Святослав отпрыгнул. Перебейнос стоял там, где был застигнут нападением. Его глаза все еще глядели изумленно, но уже подергивались равнодушной бессмысленной пленкой. Меч, выпущенный из руки, с грохотом упал на половицы. Ванька положил руку поверх расплывающегося красного пятна на рубахе.

– Будешь знать теперь! – запальчиво выкрикнул Святослав. – Я князь, а ты холоп и дурак.

Перебейнос сделал шаг вперед, качнулся, скорчился и рухнул. Посуда на столе подпрыгнула.

– Он сам, – быстро произнес Святослав, окидывая товарищей скользящим взглядом. – Все видели? Напился пьян, стал булатом тешиться. Все видели, спрашиваю?

Переглянувшись, парни закивали дружнее и увереннее. Ванька Перебейнос сам напросился. Страдать из-за него никому не хотелось.

– Тогда зовите слуг, пусть его вынесут, – распорядился Святослав. – Если выживет, будет впредь умнее. А помрет…

– Туда ему и дорога, – закончил за него один из дружинников.

– Дело говоришь. Ну? Что стали? Ваньку убирайте, а сами за стол. Дальше пировать будем.

Засиделись до первых петухов. Половина парней уронила буйные головы – кто в блюда, кто просто на стол. Тот храпел, этот ругался во сне или скрежетал зубами. Только Святослава хмель больше не брал. Временами он забывался, но вскоре обнаруживал, что сидит за столом и говорит что-то, держа в руке новый кубок. Там, где упал замертво Ванюша Перебейнос, крови почти не набежало, а та, что была, давно засохла и сделалась почти невидимой на крашеных половицах.

Святослав выпил еще, потом еще и, ни с кем не попрощавшись, побрел в опочивальню. На кровати, зарывшись лицом в пуховую подушку, спала очередная девка, явно присланная матерью.

Святослав стащил с нее одеяло, схватил за распущенные волосы и заставил сесть.

– Ты почему здесь? – спросил он, тяжело ворочая языком.

– Так было велено, – забормотала девка.

– Ты дворовая? Или из наложниц будешь?

– Я боярыня, – обиделась она. – Катерина Городецкая. Нешто не признал?

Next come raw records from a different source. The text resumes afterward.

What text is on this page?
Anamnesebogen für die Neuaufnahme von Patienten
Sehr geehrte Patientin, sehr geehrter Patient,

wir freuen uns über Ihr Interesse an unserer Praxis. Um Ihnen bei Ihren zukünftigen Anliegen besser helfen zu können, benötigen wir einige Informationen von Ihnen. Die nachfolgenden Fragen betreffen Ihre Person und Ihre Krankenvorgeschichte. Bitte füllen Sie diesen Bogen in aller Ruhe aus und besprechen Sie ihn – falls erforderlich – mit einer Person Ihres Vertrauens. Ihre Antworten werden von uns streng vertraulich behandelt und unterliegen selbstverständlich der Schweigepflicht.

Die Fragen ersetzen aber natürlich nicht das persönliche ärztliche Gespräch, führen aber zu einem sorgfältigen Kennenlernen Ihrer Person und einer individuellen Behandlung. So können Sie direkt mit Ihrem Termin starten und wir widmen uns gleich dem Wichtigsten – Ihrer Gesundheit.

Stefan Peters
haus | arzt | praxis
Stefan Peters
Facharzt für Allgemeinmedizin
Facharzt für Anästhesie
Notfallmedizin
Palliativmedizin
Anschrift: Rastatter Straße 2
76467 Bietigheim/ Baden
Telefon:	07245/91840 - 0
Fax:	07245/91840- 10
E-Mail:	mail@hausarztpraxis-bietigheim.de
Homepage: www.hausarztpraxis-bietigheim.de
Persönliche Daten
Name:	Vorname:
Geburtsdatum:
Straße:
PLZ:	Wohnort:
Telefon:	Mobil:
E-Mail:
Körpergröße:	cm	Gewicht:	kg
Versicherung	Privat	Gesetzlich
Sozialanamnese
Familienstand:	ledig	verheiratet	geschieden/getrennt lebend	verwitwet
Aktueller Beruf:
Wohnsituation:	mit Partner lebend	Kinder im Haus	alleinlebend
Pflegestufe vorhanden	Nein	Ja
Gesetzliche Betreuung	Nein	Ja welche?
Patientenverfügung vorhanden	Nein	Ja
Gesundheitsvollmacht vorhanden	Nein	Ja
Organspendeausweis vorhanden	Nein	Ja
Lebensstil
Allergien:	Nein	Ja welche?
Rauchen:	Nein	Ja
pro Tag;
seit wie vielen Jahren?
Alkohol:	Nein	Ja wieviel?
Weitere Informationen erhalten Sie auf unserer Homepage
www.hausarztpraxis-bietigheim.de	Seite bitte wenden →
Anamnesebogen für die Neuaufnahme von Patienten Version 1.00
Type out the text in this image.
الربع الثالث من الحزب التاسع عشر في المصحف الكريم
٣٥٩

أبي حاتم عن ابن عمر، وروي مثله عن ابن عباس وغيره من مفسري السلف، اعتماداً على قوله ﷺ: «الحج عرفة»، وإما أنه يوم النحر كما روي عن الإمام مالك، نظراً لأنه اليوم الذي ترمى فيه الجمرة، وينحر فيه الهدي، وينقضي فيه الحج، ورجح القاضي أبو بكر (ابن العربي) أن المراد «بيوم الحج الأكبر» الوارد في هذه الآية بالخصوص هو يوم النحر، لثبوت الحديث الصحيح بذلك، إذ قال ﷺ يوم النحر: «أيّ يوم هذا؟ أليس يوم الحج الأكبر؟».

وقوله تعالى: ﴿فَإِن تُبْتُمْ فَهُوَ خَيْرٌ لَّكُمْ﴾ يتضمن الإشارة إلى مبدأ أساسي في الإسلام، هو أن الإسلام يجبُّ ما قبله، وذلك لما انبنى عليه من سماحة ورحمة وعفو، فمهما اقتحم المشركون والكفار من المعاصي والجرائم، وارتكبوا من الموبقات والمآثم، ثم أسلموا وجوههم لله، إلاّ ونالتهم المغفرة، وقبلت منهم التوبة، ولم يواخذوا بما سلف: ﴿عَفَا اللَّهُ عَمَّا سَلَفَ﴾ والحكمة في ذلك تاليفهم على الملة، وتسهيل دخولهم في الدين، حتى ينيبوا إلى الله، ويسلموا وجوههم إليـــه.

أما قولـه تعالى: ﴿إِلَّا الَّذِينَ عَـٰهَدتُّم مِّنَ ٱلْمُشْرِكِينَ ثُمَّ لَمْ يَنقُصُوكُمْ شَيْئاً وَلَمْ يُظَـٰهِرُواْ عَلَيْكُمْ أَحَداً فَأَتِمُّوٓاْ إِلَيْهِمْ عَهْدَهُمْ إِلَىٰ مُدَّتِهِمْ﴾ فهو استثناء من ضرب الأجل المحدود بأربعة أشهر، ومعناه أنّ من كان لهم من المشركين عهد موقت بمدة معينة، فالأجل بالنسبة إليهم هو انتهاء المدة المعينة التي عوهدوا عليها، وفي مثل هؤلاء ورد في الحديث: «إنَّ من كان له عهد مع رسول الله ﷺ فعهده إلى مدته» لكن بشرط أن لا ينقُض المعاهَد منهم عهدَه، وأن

– Не, – буркнул Святослав и засмеялся. – Я же тебя прежде в одеже видел, а тут ты голая.

– Нравлюсь?

– Не, – повторил он. – Тебя матушка моя надоумила? Вот и ступай к ней. Одеваться не смей, так беги.

– Я же замерзну, – испугалась Катерина.

– А мне что? – Святослав пожал плечами. – Я тебя к себе не звал, сама приперлась.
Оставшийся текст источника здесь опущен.